Bee & Boyd (2007) puts the question in perspective very well: “Television… is an educational medium. Children learn from what they watch” (p. 411). One study after another demonstrates the effectiveness of visual media (e.g. television, video games, movies, etc) as a teaching tool.
If the media is Sesame Street or Mr. Roger’s Neighborhood or even positively themed but less intentionally educational media like Lassie, viewers benefit. Whether fostering racial tolerance, kindness, helpfulness, vocabulary or school readiness, TV shows have been shown to be correlated with positive outcomes for viewing children (Bee & Boyd, 2007, p. 408-409). On the other hand, violent TV shows have been shown to correlate concurrently and longitudinally with poorer grades, lower test scores and the less developed reading skills (Bee & Boyd, p. 409). More disturbingly, TV has been show to correlate with emotional desensitization and increases in aggressive behavior. One study found the incidence of aggressive acts immediately following viewing of a popular, violent children’s show increased sevenfold (Bee & Boyd, p. 410). Another study links the watching of violent television at age eight with serious criminal behavior 20 years later (Bee & Boyd, p. 410). There also seems to be a dangerous vicious circle as regards violence and media, “the more violent television programs children watch, the more violent video games they prefer, and the more aggressively they behave toward peers (Mediascope, 1999)” (Bee & Boyd, p. 412).
Bee & Boyd (2007) quote L.D. Eron’s testimony to Congress that makes an excellent summary of the subject: “There can no longer be any doubt that heavy exposure to televised violence is one of the causes of aggressive behavior, crime and violence in society.

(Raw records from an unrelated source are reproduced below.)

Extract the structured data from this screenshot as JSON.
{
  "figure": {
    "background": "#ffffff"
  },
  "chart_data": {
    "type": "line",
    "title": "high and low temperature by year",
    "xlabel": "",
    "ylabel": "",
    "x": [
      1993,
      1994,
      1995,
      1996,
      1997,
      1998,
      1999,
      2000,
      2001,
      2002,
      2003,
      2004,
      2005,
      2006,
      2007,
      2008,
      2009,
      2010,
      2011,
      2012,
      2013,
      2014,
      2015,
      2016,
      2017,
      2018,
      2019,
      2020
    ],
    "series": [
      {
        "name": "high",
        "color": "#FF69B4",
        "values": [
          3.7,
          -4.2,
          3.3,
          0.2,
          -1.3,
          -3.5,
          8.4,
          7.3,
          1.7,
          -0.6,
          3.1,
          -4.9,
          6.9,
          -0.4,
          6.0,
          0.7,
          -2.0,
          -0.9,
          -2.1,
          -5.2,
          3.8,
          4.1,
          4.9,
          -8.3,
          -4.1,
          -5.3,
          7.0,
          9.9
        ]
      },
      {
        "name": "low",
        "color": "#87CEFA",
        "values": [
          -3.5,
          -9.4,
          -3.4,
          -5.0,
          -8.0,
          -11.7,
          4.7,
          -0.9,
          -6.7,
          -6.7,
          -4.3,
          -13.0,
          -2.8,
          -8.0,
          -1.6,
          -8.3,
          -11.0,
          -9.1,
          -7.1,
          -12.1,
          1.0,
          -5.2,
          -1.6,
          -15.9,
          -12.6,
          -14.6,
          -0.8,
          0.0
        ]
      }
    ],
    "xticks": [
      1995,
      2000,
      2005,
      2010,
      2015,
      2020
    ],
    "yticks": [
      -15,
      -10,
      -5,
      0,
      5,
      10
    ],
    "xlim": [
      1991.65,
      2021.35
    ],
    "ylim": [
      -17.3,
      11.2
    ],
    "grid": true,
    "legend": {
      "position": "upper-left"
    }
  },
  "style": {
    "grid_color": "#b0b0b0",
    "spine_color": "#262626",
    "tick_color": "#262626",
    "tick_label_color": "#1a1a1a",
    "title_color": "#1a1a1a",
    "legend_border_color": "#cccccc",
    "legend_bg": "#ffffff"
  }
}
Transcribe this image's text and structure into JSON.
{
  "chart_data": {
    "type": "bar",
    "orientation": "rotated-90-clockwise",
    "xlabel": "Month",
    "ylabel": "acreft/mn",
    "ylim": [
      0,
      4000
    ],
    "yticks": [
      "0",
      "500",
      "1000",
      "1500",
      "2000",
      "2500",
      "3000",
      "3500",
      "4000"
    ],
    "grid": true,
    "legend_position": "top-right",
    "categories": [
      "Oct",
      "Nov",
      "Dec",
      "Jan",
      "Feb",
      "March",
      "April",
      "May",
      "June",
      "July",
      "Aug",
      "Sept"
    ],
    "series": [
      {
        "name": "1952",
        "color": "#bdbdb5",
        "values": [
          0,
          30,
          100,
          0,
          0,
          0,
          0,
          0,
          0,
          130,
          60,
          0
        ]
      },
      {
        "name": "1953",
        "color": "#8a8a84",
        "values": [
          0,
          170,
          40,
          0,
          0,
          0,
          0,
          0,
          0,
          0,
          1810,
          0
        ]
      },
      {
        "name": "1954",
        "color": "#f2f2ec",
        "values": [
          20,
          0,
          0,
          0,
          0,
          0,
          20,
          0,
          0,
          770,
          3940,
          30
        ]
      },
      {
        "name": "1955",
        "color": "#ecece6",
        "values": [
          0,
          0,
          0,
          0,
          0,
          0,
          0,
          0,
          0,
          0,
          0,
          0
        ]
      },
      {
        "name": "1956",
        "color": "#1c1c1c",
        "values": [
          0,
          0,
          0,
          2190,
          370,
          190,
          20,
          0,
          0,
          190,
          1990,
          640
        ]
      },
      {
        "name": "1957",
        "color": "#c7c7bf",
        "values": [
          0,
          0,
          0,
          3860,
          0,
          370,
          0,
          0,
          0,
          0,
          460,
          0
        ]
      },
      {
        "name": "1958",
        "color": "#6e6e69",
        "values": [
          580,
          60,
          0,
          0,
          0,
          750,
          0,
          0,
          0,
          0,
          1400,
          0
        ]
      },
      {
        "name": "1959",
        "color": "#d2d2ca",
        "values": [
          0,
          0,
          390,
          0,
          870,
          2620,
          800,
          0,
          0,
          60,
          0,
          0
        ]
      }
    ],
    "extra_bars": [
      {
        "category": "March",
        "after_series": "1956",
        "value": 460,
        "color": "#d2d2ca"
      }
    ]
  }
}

The evidence comes from both the laboratory and real-life studies. Television violence affects youngsters of all ages, of both genders, at all socioeconomic levels and all levels of intelligence. The effect is not limited to children who are already disposed to being aggressive and is not restricted to this country. (Eron, 1992, p. S8539)” (p. 410-411).
Bee, H., & Boyd, B. (2007). The developing child (11th ed.). Boston, MA: Pearson Education, Inc.